Penunjukan Irjen Boy Rafli Amar sebagai Kepala BNPT disoroti pengamat kepolisian dari Indonesia Police Watch (IPW), Neta S Pane. Menurut Neta, penunjukan Irjen Boy Rafli Amar sebagai Kepala BNPT oleh TR (telegram rahasia) Kapolri itu adalah sebuah maladministrasi.
“TR Kapolri tentang penunjukan itu bisa dinilai sebagai tindakan melampaui wewenangnya dan hendak memfaitaccompli serta mengintervensi Presiden Jokowi,” kata Neta dalam keterangan tertulis, Sabtu (2/5).
Kapolri Jenderal Idham Azis pun diminta mencabut dan membatalkan TR pengangkatan Boy Rafli sebagai Kepala BNPT. Sebab menurut Neta, pengangkatan Kepala BNPT adalah wewenang Presiden Bahkan presiden punya wewenang untuk memperpanjang masa jabatan Kepala BNPT yang menjabat sekarang.
Neta mencontohkan, saat Kepala BNPT dijabat Ansaad Mbay, presiden pernah memperpanjang masa jabatannya. Ansaad yang sudah pensiun dari Polri pun tetap menjabat sebagai Kepala BNPT.
“Lalu kenapa Kapolri melakukan intervensi terhadap kewenangan presiden dan terkesan terburu buru hendak mencopot Kepala BNPT Komjen Suhardi Alius. Ada apa dengan Kapolri,” ujar dia.
Neta mengatakan, berdasarkan Perpres Nomor 46 Tahun 2010 tentang BNPT disebutkan bahwa pengangkatan Kepala BNPT dilakukan oleh Presiden. Jabatan Kepala BNPT juga bisa diisi oleh selain aparatur kepolisian. Artinya non pegawai negeri juga bisa menjabat posisi Kepala BNPT.

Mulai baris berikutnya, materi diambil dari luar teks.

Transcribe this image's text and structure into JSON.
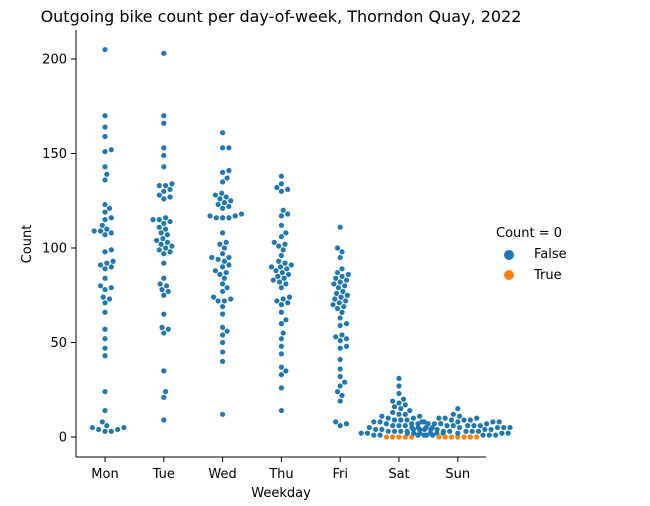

Namun demikian, Neta mengamini memang sejak berdirinya BNPT, pimpinannya selalu dari kepolisian. Tapi, tegas dia, bukan serta merta Kapolri bisa main tunjuk dan mengganti Kepala BNPT dengan TR. “Kapasitas Kapolri hanya sebatas mengusulkan pergantian dan calon pengganti kepada Presiden, bukan melakukan intervensi dan memfaitaccompli presiden dengan TR serta menunjuk pejabat barunya,” kata dia.
Neta menilai penggantian Kepala BNPT oleh Kapolri melalui TR (telegram rahasia), memberi kesan bahwa BNPT ada di bawah kendai Polri. Padahal menurut Neta, bahwa Badan Nasional Penanggulangan Terorisme (BNPT) merupakan lembaga yang bergerak di bawah komando Presiden. “BNPT ini bertanggungjawab kepada presiden,” tegas Neta.
Neta menduga, ada kesalahan administrasi dalam penunjukan Irjen Boy Rafli sebagai Kepala BNPT oleh TR Kapolri tersebut. Oleh sebab itu, Neta berharap penunjukkan Irjen Boy Rafly sebagai Kepala BNPT dapat dibatalkan segera. “Dengan adanya kesalahan fatal ini, IPW mendesak Kapolri segera membatalkan TR pengangkatan Irjen Boy Rafly sebagai Kepala BNPT,” ujar dia.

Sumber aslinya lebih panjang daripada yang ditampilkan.